Light is a big deal. IT helps warm our skin and regulate the way that our body understands time and sleep schedules. And since there’s a huge push in the home industry on designing for wellness and productivity, it makes sense that the push for window treatments will be to control the light at hand.
Natural light is obviously a big deal, but you can understand that natural light is a big deal and still have very little idea what it might take to deliver that natural light to your own home. Also, not all natural light is the same. And there are a lot of different ways to compliment and shift that natural light. Consider the window treatments in your home like prisms that all work together to create a single pattern, vibe, and color scheme.
In this post we’re going to start by talking about flow. The last thing that you want to do is throw a bunch of schemes for lighting that don’t match each other. Finally, we’ll then look at individual rooms and how you can find the perfect window treatments for them.
Getting the Whole House to Flow
We’ve got to start here, because you need to have a vision for the whole house. Now, it obviously doesn’t mean that you need to get the whole house to have the same color, design, or lighting structure. It simply means that when you’re picking for one room, you need to make lighting decisions flow. There’s a few things that you need to consider here.
The movement of the sun and the position of the sun during different seasons and times of day will be critical. After all, the kind of light that your rooms have will shift from season to season. This is one of the things that makes planning the whole house flow difficult. When you’re putting up one kind of light in one room, you know that a room on the opposite end of the house gets a different kind of light.
When one room is receiving a healthy amount of direct sunlight, it means that the room on the opposite side (or even the opposite end of the room!) is receiving a lot of shade.
When creating the flow for the whole house, this means that you’ve got to work with the sun instead of without it. Think about the movement of the sun and the way that this will bring more or less light during different times of the day. For example, you might use complementary colors in the master bedroom and master bathroom. If you know that the bathroom gets more light, you can soften the colors in the room a little bit and play on the theme of white a bit more to derive a brighter, cleaner fell. If the bedroom gets less, you can use similar textures and designs but make the colors a bit more vivid and dark, which will make that room feel cleaner in its own way.

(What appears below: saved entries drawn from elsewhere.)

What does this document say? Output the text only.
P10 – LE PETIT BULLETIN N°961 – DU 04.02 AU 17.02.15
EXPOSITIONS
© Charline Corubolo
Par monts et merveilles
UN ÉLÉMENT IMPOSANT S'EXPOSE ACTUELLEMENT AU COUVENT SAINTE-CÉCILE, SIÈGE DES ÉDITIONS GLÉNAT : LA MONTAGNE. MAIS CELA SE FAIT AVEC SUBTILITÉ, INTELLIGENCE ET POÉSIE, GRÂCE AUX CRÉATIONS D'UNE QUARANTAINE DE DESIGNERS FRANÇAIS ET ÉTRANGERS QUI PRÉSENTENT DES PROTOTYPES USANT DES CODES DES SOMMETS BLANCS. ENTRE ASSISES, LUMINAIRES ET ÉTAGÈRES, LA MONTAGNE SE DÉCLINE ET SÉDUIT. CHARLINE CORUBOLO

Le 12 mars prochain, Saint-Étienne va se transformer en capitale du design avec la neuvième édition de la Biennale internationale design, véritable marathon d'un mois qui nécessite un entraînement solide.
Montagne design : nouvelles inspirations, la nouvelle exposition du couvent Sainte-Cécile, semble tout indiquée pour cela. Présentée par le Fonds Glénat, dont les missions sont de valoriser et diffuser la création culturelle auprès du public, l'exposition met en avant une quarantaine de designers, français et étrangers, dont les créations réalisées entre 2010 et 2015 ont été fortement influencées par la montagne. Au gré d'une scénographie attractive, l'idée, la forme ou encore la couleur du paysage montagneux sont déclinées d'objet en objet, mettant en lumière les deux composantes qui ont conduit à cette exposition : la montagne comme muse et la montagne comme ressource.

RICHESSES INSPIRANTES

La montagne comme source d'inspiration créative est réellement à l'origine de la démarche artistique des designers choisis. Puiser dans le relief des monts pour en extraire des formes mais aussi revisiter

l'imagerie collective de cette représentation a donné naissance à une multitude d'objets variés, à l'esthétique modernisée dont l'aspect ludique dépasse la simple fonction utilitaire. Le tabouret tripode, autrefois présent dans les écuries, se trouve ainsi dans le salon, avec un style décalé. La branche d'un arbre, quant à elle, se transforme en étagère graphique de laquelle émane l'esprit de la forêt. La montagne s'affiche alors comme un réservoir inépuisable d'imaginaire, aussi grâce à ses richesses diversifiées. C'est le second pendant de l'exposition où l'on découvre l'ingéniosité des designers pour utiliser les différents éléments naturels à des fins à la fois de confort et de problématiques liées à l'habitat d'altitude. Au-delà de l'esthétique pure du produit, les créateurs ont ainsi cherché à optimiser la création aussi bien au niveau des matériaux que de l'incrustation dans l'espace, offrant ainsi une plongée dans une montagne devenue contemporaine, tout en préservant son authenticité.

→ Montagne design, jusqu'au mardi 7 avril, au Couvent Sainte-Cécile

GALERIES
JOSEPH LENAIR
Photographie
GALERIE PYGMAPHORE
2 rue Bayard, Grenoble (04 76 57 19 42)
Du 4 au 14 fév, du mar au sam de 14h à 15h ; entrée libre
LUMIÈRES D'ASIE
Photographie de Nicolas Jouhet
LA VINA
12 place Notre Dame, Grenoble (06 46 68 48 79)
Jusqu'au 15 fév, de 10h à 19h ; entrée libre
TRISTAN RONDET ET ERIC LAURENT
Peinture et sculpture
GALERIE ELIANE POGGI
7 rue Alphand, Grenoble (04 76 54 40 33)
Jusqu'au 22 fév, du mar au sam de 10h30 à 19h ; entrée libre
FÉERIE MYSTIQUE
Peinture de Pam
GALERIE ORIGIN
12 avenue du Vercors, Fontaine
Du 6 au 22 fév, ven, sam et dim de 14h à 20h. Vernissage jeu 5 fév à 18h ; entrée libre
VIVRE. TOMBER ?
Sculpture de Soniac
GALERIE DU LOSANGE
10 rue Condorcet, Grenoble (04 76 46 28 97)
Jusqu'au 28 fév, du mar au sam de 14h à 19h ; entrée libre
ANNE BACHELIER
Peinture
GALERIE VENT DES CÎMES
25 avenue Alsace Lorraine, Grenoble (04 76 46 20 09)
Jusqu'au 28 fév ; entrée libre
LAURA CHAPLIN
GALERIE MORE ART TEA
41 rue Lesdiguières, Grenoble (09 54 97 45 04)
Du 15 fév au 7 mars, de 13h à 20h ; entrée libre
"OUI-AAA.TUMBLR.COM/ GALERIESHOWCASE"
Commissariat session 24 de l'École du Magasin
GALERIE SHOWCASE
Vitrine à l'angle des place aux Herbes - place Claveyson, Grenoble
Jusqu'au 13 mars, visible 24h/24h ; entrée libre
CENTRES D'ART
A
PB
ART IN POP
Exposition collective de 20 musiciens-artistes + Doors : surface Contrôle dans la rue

The way that you get a house to flow is by ensuring that all rooms, whatever time of day, can get similar levels of light. In some places you’ll use different kinds of window treatments to impact the lighting. In other places, you can use artifical light to supplement natural light. You’re thinking about the whole vibe of the house when you use light. If you want to create stark contrast between different kinds of rooms, that can work! Just keep in mind what you are doing. If you want a darker bedroom and a ton of light in the living room and kitchen, that’s fine, but maybe balance out the bedroom by using vibrant colors and bring some darker hues and sheens to those brighter rooms.
Bedrooms should consider privacy, space, and natural sleep rhythms. You don’t want to allow too much light and vision in and out of the bedroom. Curtains and heavier blinds will allow more control over the amount of light and visibility that plays in the room. The treatment will vary by the vibe of the room, but bigger fabrics and swirlier curtains will do the job nicely.
Allow as much natural light to flood and play in the space here. Using color will help the room pop and have a friendly vibe, so the living room is a place where you don’t want to block the windows with heavy treatments too much. Use plants and objects to control the amount of light without stuffing out the light with a curtain. By using the right kind of thinner fabrics and big, sweeping blinds,you can maximize the light in your living room.
Kitchens are a great place to introduce some exterior window treatments. Kitchens are an area of the house that can become easily crowded and easily filled with things, objects, and various clutter. Putting curtains on the inside can make the room feel even more full and restricted than it might already feel. But if you use the outside, you can leverage shutters, sliding solutions, and even flower boxes to attain the ideal levels of decoration.
Like the bedroom, there are certain privacy concerns to the treatment options. Most bathrooms have higher, smaller windows, so you’ll want to get creative to maximize the light while also maximizing the privacy. Bathrooms usually have strong artificial light and sweeping mirrors, which can help make it brighter. Consider smaller curtains and object based visibility solutions. Trims at the top are also a great option for bathrooms.
Dining rooms are often used in the mornings, evenings, and nights. Because they avoid the afternoon use, you usually won’t need to put on heavy duty curtains. There is usually not a ton of natural light that needs to be removed from the space. Consider lighter, smaller curtains that are pinned and looping. This gives the dining room a regal feel. In addition, the dining room should play well with the artificial light that is in the room. Experiment with various candles and chandeliers to get the feeling just right.